Downsizing Guide for Businesses
(Note: The following information should not be considered absolute or binding in any way and does not imply a consultant relationship of any kind. The terms and conditions of individual commercial leases vary considerably and the information on this page should not be taken as legal advice.)In this guide:
- How to approach your landlord
- Important information on subleasing
- Common, costly mistakes
- The role of tenant reps
During economic downturns, many businesses look to cut costs because they find they have more space than they need. This is often a result of lay-offs, relocating/outsourcing, slower than expected growth or in some cases the need to close.
Options for dealing with excess space include ending the lease early, subleasing, assigning or negotiating a buyout of the lease. Some commercial leases include the option to completely move out but you should always check the terms of your lease before deciding to take any action.
In addition if your business plans to sublet space, check with your landlord to make sure it is allowed and be careful when finding business to sublet your space. Your company will still be liable for paying rent until the end of the lease and subletting space to a company that is susceptible to economic downturns can ultimately make matters worse.
The next section details the five essential steps every business needs to take when looking to downsize.Step One: Examine Your Lease
Examine your lease and look for specific terms regarding early termination. If you wish to exit your lease but the circumstances for ending the agreement don't qualify under those which would allow you to exit without penalty, your business will likely incur financial penalties which may include legal fees, sublease / assignment expenses and even payment of all or a percentage of remaining rent.Step Two: Talk With Your Landlord
Talk with your landlord about your lease in an informal polite conversation. The landlord may have another party interested in your space and may be receptive towards letting your business simply ending the agreement.
Your company will have better odds of getting out of a lease if your company has a shorter amount of time left on the lease. In addition your chances can improve if the building is full because this usually means your landlord will be able to quickly find a tenant and maybe increase rent depending on the specifics of the property.
When speaking with your landlord be careful not to sound desperate or tell them critical business information (ie going out of business). They may use it to charge a premium to exit the lease. It is best to hire a local tenant advisor who can make your case for you without you being personally involved.
If your company finds another tenant, especially an established business willing to take over the entire lease, you will have an even stronger case. Keep in mind the landlord will want to review their financial information, thus recommending an unsuitable tenant is not in your best interest.Step Three: Offer a Buyout
If your landlord does not want to terminate the lease voluntarily, offer a buyout as a financial incentive. Often a business will "cover" a landlord during the time it takes them to find another tenant for the space. Caution: If the new tenant pays a lower rate, you may be liable to cover the difference for the remainder of your original lease.Step Four: Consult with a Tenant Advisor
If your landlord refuses to end the lease, consult with a tenant advisor or an attorney that specializes in real estate to make sure that if you decide to break the lease, your company and landlord stay within the limits of the law.Step Five: Sublease / Assign Space
Consult with a tenant representative to find prospective tenants to sublease or take-over your lease.
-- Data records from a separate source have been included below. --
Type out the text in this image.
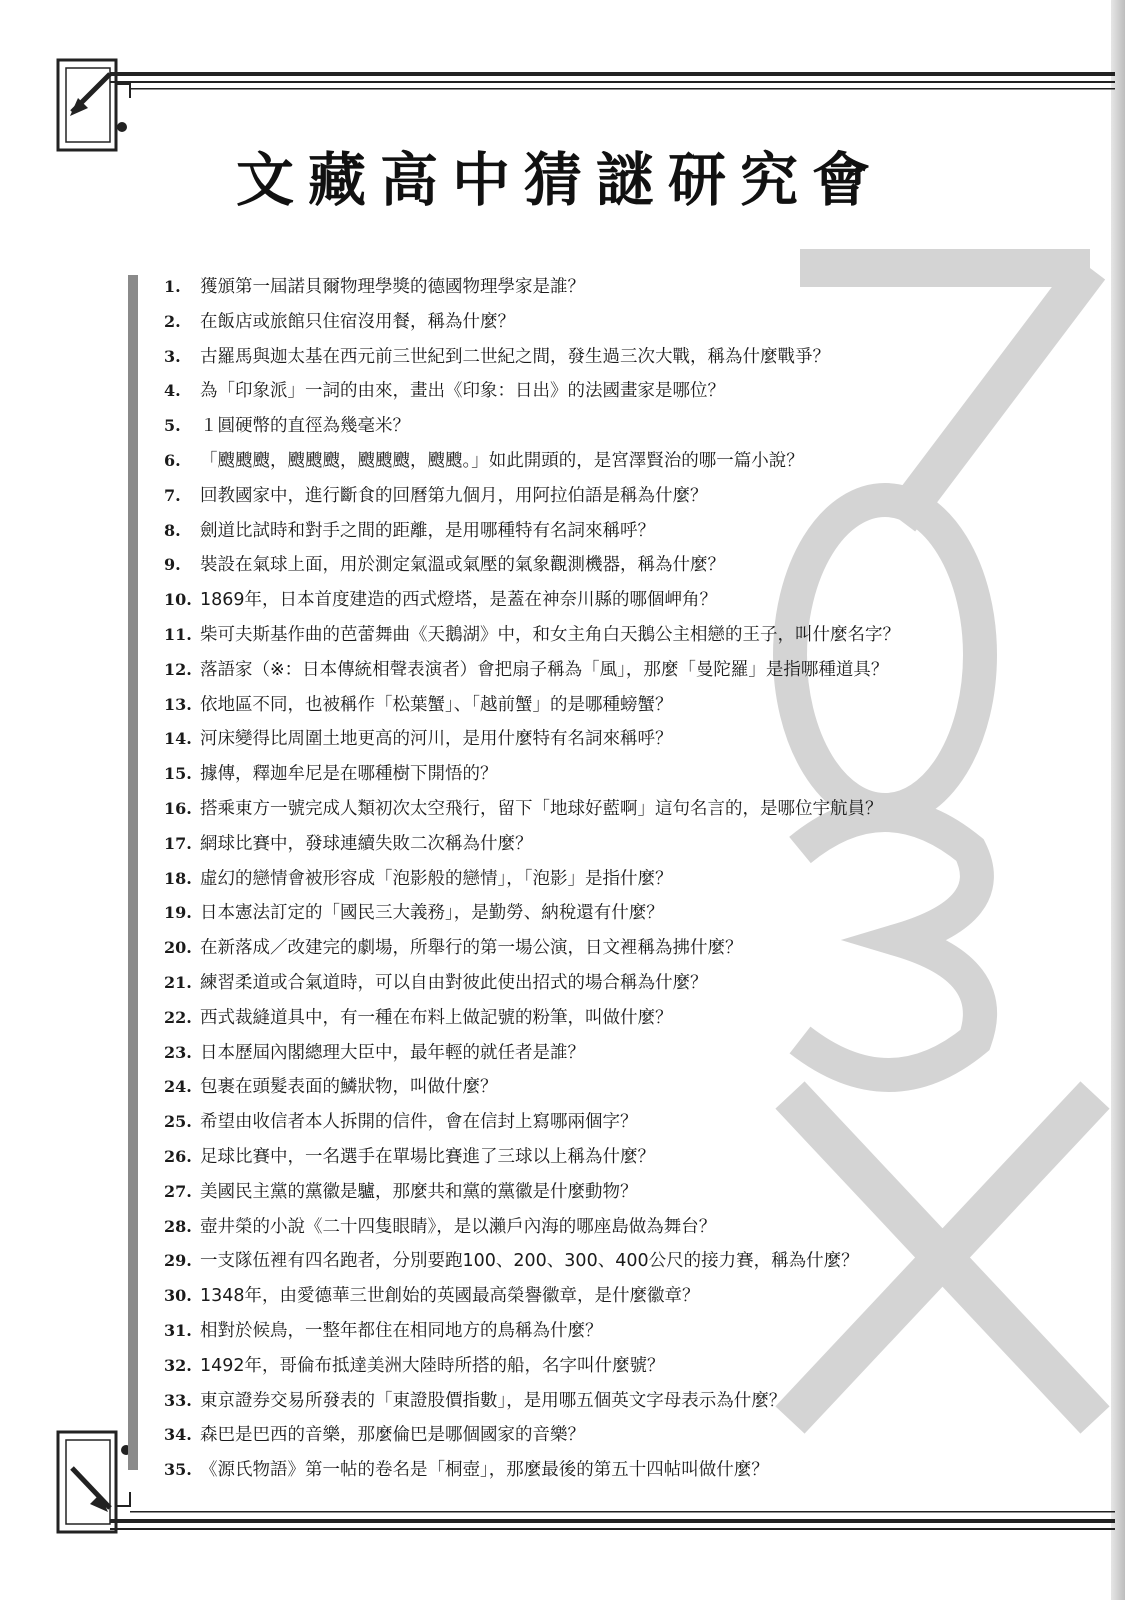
文藏高中猜謎研究會
1. 獲頒第一屆諾貝爾物理學獎的德國物理學家是誰？
2. 在飯店或旅館只住宿沒用餐，稱為什麼？
3. 古羅馬與迦太基在西元前三世紀到二世紀之間，發生過三次大戰，稱為什麼戰爭？
4. 為「印象派」一詞的由來，畫出《印象：日出》的法國畫家是哪位？
5. １圓硬幣的直徑為幾毫米？
6. 「颼颼颼，颼颼颼，颼颼颼，颼颼。」如此開頭的，是宮澤賢治的哪一篇小說？
7. 回教國家中，進行斷食的回曆第九個月，用阿拉伯語是稱為什麼？
8. 劍道比試時和對手之間的距離，是用哪種特有名詞來稱呼？
9. 裝設在氣球上面，用於測定氣溫或氣壓的氣象觀測機器，稱為什麼？
10. 1869年，日本首度建造的西式燈塔，是蓋在神奈川縣的哪個岬角？
11. 柴可夫斯基作曲的芭蕾舞曲《天鵝湖》中，和女主角白天鵝公主相戀的王子，叫什麼名字？
12. 落語家（※：日本傳統相聲表演者）會把扇子稱為「風」，那麼「曼陀羅」是指哪種道具？
13. 依地區不同，也被稱作「松葉蟹」、「越前蟹」的是哪種螃蟹？
14. 河床變得比周圍土地更高的河川，是用什麼特有名詞來稱呼？
15. 據傳，釋迦牟尼是在哪種樹下開悟的？
16. 搭乘東方一號完成人類初次太空飛行，留下「地球好藍啊」這句名言的，是哪位宇航員？
17. 網球比賽中，發球連續失敗二次稱為什麼？
18. 虛幻的戀情會被形容成「泡影般的戀情」，「泡影」是指什麼？
19. 日本憲法訂定的「國民三大義務」，是勤勞、納稅還有什麼？
20. 在新落成／改建完的劇場，所舉行的第一場公演，日文裡稱為拂什麼？
21. 練習柔道或合氣道時，可以自由對彼此使出招式的場合稱為什麼？
22. 西式裁縫道具中，有一種在布料上做記號的粉筆，叫做什麼？
23. 日本歷屆內閣總理大臣中，最年輕的就任者是誰？
24. 包裹在頭髮表面的鱗狀物，叫做什麼？
25. 希望由收信者本人拆開的信件，會在信封上寫哪兩個字？
26. 足球比賽中，一名選手在單場比賽進了三球以上稱為什麼？
27. 美國民主黨的黨徽是驢，那麼共和黨的黨徽是什麼動物？
28. 壺井榮的小說《二十四隻眼睛》，是以瀨戶內海的哪座島做為舞台？
29. 一支隊伍裡有四名跑者，分別要跑100、200、300、400公尺的接力賽，稱為什麼？
30. 1348年，由愛德華三世創始的英國最高榮譽徽章，是什麼徽章？
31. 相對於候鳥，一整年都住在相同地方的鳥稱為什麼？
32. 1492年，哥倫布抵達美洲大陸時所搭的船，名字叫什麼號？
33. 東京證券交易所發表的「東證股價指數」，是用哪五個英文字母表示為什麼？
34. 森巴是巴西的音樂，那麼倫巴是哪個國家的音樂？
35. 《源氏物語》第一帖的卷名是「桐壺」，那麼最後的第五十四帖叫做什麼？
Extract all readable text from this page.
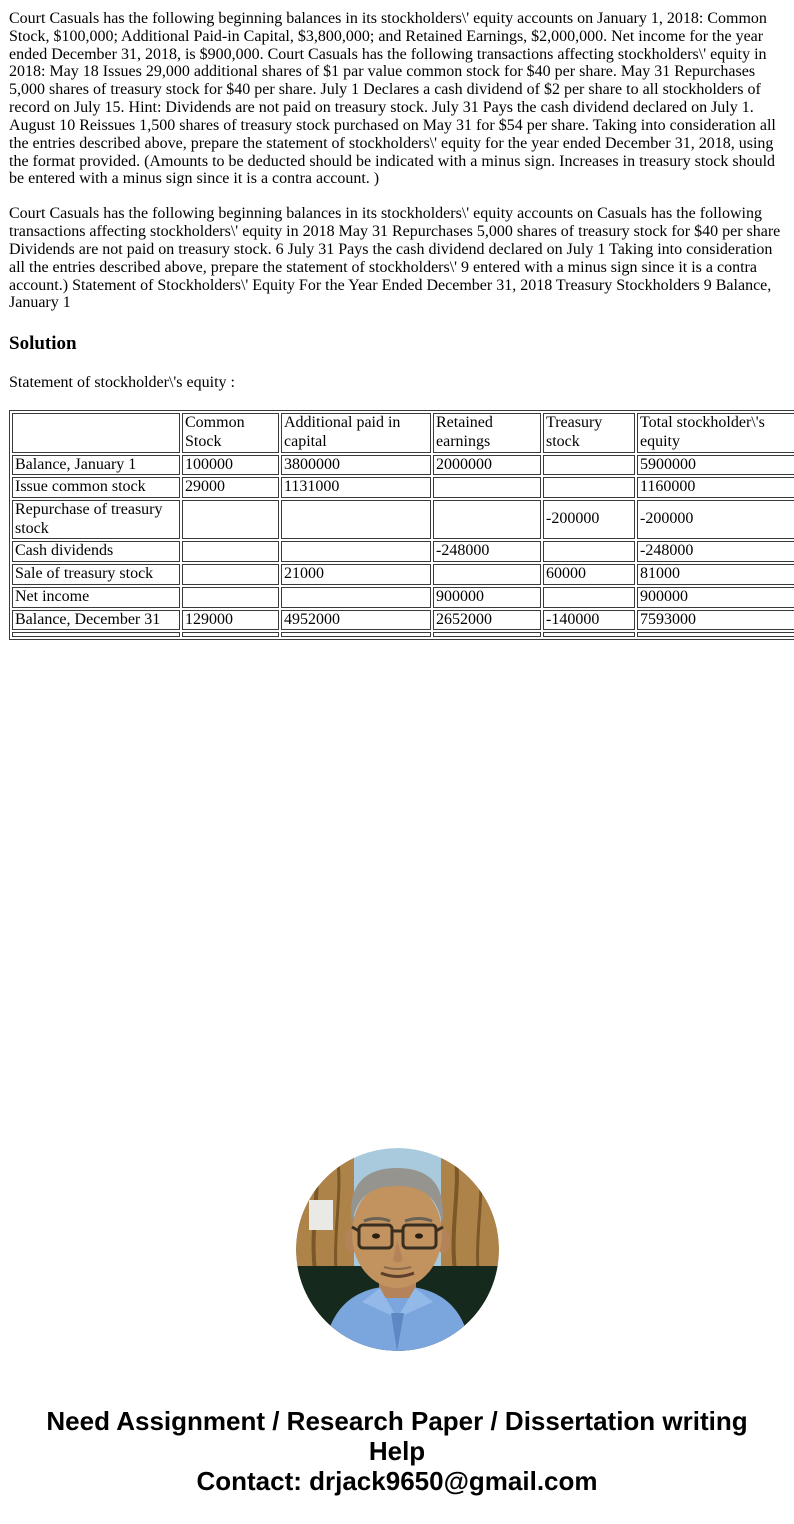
Court Casuals has the following beginning balances in its stockholders\' equity accounts on January 1, 2018: Common Stock, $100,000; Additional Paid-in Capital, $3,800,000; and Retained Earnings, $2,000,000. Net income for the year ended December 31, 2018, is $900,000. Court Casuals has the following transactions affecting stockholders\' equity in 2018: May 18 Issues 29,000 additional shares of $1 par value common stock for $40 per share. May 31 Repurchases 5,000 shares of treasury stock for $40 per share. July 1 Declares a cash dividend of $2 per share to all stockholders of record on July 15. Hint: Dividends are not paid on treasury stock. July 31 Pays the cash dividend declared on July 1. August 10 Reissues 1,500 shares of treasury stock purchased on May 31 for $54 per share. Taking into consideration all the entries described above, prepare the statement of stockholders\' equity for the year ended December 31, 2018, using the format provided. (Amounts to be deducted should be indicated with a minus sign. Increases in treasury stock should be entered with a minus sign since it is a contra account. )

Court Casuals has the following beginning balances in its stockholders\' equity accounts on Casuals has the following transactions affecting stockholders\' equity in 2018 May 31 Repurchases 5,000 shares of treasury stock for $40 per share Dividends are not paid on treasury stock. 6 July 31 Pays the cash dividend declared on July 1 Taking into consideration all the entries described above, prepare the statement of stockholders\' 9 entered with a minus sign since it is a contra account.) Statement of Stockholders\' Equity For the Year Ended December 31, 2018 Treasury Stockholders 9 Balance, January 1

Solution

Statement of stockholder\'s equity :

	Common Stock	Additional paid in capital	Retained earnings	Treasury stock	Total stockholder\'s equity
Balance, January 1	100000	3800000	2000000		5900000
Issue common stock	29000	1131000			1160000
Repurchase of treasury stock				-200000	-200000
Cash dividends			-248000		-248000
Sale of treasury stock		21000		60000	81000
Net income			900000		900000
Balance, December 31	129000	4952000	2652000	-140000	7593000

Need Assignment / Research Paper / Dissertation writing Help
Contact: drjack9650@gmail.com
Your landlord may assist in this process as well but it depends on individual circumstances. Even if you have vacated the space, you might have to pay rent until a new tenant can be found.Notes on Subleasing / Assigning Space:
Terms of any termination, buyout or sublease of commercial space will often require the approval of your landlord. If your company wants to sublease space, your business will not be granted rights outside of those extended in the original (master) lease. Your company cannot add, partition or subtract space or modify the length of the lease without the landlord's permission.
If you are assigning the lease to another company, they will become directly liable to the landlord but your business may be required to guarantee payments of the new tenant depending on the agreement. We recommend you contact a local tenant rep for advice on assigning space.Final Thoughts
Depending on the situation and market conditions, it may be to your advantage to terminate your lease but we advise that you contact a professional before making any decisions. It is unlikely that you will get out of your lease without some penalty. You may be liable for remaining rent, attorney's fees and meeting expenses such as improvements and broker commissions.
Keep these things in mind when negotiating your next lease. Have your broker negotiate a break clause at various points in the lease that allows you to end the lease early should you need to move.
Contracts are binding by law and some businesses may be unable to end their lease depending on the landlord and contract obligations.